The meniscus the cartilage cushion between the meeting of the thighbone and the shinbone can be torn during all kinds of activities that put pressure on or rotate the knee joint. Torn menisci are so common and so severe that the surgery required to repair the injury is the most common orthopedic procedure, and cases are on the rise.

However, meniscus surgery may not be fully effective, since it involves removing only the torn part of a meniscus, leaving behind less of it to bear the same load of body weight as before. The cellular matrix of the meniscus tissue consists of proteins and sugars that fill the spaces between cells, binding tissues together. In dense tissues, there's so much of the matrix that it's difficult for stem cells to move to the site of injury and start the repair process.

This microscopic scaffold contains a growth factor to attract stem cells and is laced with an enzyme to loosen the matrix. "The immediate next step is to test this system in a large animal model to see if it can repair a meniscus tear," Mauck said. "This approach could possibly be in human trials in about five years."

"They are very like each other in many ways, but depending on the cell type, they can have either equivalent or opposite functions," Boerckel said.

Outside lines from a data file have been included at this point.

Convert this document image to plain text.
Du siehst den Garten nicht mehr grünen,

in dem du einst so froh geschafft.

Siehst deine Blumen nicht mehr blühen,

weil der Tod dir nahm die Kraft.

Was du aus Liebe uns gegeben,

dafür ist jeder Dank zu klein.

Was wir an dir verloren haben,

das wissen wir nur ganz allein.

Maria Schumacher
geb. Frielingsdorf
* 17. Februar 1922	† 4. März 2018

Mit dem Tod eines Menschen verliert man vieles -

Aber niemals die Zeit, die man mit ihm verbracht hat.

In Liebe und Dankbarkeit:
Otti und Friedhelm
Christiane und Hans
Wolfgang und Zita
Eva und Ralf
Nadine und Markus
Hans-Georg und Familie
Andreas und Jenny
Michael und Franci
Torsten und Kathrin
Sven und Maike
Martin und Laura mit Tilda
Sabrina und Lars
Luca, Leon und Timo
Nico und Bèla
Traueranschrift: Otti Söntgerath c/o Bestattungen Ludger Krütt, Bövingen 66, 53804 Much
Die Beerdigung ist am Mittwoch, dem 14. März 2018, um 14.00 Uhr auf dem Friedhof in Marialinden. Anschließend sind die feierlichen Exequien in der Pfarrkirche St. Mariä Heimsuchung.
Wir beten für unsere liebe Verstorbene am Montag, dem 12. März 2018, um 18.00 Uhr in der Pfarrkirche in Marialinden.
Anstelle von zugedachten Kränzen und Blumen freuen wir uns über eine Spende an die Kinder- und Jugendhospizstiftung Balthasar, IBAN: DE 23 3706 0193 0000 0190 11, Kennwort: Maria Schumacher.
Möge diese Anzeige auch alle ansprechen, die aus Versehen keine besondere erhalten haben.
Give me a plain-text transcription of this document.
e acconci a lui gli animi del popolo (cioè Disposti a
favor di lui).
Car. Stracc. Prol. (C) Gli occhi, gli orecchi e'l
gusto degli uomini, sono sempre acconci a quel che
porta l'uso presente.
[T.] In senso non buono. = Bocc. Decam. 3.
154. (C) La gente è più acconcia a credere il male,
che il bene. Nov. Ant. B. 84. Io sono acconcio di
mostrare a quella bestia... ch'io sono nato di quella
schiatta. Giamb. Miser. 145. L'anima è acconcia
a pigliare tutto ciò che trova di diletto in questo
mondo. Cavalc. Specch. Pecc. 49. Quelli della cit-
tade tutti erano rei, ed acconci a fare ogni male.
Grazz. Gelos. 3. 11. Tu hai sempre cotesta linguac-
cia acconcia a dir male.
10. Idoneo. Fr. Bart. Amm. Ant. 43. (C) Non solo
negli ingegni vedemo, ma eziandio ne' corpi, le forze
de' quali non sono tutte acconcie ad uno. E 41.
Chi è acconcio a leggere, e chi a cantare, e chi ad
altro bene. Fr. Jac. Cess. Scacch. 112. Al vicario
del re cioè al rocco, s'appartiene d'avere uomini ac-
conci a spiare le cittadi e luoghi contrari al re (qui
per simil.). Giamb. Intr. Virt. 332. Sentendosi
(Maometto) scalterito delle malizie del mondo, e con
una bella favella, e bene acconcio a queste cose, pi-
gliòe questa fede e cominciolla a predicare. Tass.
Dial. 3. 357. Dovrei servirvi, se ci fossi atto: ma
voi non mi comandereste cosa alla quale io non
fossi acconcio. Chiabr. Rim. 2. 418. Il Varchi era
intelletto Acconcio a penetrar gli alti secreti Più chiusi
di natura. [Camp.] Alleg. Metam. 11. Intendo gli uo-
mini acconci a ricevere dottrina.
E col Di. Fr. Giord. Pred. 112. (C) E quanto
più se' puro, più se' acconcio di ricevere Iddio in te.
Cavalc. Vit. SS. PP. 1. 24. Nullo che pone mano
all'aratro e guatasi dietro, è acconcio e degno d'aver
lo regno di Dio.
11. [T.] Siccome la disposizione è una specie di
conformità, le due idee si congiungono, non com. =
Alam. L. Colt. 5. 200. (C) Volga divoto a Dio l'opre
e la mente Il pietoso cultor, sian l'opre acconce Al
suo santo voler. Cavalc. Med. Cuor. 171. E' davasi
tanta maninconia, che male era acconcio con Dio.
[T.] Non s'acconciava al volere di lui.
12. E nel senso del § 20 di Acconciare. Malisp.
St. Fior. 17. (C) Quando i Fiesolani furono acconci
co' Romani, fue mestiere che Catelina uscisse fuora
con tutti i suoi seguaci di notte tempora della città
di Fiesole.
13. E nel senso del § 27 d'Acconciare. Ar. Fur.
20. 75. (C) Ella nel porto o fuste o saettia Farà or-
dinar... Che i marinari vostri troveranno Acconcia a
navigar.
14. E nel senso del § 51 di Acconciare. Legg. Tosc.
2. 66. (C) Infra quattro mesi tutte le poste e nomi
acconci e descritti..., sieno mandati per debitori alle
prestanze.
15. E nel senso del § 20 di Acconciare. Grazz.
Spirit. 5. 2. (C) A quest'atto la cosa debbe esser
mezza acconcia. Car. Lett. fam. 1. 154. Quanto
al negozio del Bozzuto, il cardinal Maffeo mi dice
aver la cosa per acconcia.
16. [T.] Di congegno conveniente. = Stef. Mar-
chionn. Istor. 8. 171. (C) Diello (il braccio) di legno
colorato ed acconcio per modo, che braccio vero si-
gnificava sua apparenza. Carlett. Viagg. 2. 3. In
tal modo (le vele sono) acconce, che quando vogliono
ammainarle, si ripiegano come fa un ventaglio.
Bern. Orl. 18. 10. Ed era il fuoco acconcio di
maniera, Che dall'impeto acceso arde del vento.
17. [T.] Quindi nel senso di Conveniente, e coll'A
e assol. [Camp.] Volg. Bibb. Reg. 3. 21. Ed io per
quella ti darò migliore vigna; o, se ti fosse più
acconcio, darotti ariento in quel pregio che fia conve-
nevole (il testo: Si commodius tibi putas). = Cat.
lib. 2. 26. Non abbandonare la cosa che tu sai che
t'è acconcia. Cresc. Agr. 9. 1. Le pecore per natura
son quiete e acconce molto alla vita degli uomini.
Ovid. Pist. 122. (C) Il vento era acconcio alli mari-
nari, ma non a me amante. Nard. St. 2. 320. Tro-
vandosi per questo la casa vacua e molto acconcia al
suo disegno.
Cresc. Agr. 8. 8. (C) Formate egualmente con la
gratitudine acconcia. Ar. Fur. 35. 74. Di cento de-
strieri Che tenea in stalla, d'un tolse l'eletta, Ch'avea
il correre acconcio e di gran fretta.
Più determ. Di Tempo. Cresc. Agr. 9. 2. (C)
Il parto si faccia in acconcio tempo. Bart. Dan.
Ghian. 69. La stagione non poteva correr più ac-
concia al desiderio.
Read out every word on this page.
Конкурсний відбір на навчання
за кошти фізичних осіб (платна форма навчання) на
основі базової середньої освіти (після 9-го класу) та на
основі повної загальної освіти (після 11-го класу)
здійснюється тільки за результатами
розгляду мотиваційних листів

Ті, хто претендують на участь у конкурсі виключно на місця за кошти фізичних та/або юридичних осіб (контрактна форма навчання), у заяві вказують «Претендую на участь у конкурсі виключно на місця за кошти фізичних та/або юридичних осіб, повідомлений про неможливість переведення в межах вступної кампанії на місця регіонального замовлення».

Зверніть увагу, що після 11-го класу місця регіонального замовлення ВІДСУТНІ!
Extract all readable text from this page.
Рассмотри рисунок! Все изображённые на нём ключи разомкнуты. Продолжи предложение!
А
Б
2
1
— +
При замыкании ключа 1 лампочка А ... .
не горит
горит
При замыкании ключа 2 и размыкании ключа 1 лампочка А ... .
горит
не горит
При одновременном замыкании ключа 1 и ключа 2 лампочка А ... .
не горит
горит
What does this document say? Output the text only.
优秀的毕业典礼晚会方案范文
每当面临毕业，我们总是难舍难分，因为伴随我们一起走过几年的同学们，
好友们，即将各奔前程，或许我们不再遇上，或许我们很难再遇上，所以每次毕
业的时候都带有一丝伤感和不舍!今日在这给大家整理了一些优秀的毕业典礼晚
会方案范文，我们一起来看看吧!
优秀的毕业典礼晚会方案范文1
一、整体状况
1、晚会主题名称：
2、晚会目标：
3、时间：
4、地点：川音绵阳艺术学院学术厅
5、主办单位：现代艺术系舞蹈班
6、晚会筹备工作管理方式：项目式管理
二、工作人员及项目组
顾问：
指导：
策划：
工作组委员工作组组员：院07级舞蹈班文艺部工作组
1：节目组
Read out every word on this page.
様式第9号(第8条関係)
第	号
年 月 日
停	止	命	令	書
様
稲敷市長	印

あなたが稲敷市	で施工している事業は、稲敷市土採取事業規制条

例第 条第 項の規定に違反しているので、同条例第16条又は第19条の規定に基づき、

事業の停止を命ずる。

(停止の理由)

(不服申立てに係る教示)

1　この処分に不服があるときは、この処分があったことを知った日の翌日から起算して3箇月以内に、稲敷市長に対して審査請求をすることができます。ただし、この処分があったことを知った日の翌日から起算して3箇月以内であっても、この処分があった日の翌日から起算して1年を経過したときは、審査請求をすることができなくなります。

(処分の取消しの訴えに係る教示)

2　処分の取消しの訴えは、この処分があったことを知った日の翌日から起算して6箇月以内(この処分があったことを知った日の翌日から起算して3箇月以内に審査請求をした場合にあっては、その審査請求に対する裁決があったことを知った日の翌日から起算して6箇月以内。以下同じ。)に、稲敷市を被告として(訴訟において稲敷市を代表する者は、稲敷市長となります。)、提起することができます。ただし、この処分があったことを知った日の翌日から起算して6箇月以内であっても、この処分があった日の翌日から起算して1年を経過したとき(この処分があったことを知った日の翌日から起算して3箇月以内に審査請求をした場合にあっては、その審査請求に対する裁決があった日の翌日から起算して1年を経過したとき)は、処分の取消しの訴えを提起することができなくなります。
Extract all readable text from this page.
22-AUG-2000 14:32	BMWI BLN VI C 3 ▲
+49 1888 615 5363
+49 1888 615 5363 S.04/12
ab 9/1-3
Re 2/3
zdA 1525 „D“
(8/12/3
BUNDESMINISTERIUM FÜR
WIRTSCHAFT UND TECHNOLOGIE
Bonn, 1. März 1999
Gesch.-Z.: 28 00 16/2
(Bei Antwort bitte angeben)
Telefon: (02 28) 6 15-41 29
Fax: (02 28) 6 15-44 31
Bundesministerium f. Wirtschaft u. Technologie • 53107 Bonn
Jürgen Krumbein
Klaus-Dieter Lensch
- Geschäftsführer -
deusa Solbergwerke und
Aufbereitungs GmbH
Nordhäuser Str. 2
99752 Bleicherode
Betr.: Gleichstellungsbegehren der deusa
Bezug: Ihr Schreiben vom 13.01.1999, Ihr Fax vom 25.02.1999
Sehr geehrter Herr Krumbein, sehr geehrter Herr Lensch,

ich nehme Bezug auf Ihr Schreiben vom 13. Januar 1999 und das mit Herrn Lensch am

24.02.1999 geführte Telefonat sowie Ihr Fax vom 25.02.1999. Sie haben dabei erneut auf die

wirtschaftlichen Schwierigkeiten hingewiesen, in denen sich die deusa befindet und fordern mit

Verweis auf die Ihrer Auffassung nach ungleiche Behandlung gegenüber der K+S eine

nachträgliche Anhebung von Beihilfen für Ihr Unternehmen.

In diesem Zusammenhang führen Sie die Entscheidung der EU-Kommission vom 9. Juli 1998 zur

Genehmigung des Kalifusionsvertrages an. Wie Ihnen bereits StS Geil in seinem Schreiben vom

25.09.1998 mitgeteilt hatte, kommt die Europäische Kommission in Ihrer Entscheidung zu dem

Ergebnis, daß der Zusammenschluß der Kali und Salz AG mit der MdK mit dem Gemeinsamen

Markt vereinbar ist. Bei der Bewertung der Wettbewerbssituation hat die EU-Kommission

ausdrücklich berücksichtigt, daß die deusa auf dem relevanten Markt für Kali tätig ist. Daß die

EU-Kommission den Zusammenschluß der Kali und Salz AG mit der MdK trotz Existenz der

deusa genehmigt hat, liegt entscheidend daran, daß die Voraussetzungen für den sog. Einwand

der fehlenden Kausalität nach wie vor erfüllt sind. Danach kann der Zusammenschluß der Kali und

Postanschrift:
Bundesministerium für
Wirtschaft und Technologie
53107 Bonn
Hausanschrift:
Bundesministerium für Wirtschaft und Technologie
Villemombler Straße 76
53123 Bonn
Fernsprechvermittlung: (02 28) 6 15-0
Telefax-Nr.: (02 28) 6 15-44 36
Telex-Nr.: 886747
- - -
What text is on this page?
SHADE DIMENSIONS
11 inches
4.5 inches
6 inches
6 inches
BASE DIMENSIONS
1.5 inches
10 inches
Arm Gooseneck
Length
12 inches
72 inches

Over the last decade, studies have been highly contradictory, with some finding that the proteins behave similarly, and some the opposite. To resolve this struggle, Boerckel studied their individual and combined functions in bone development in mice engineered to have either YAP or TAZ or both deleted in skeletal stem cells.

 "We found that mice without YAP, TAZ or both did not have complete stem cell differentiation and were not able to properly mobilize to sites of injury," he said. Like Mauck's scaffold one day helping build back new meniscus tissue, Boerkel says YAP and TAZ are critical for bone cells' ability to produce the right amount of matrix its mechanical properties.

Although we will have to wait a while for these efforts to provide new treatment options, one of the striking findings of Boerckel's work is the more immediate relevance to the biology of a rare disease. A case of research to benefit many people also providing new clues for a small group with profound needs. When both YAP and TAZ were deleted, mice showed characteristics like the brittle bone disease osteogenesis imperfecta (OI).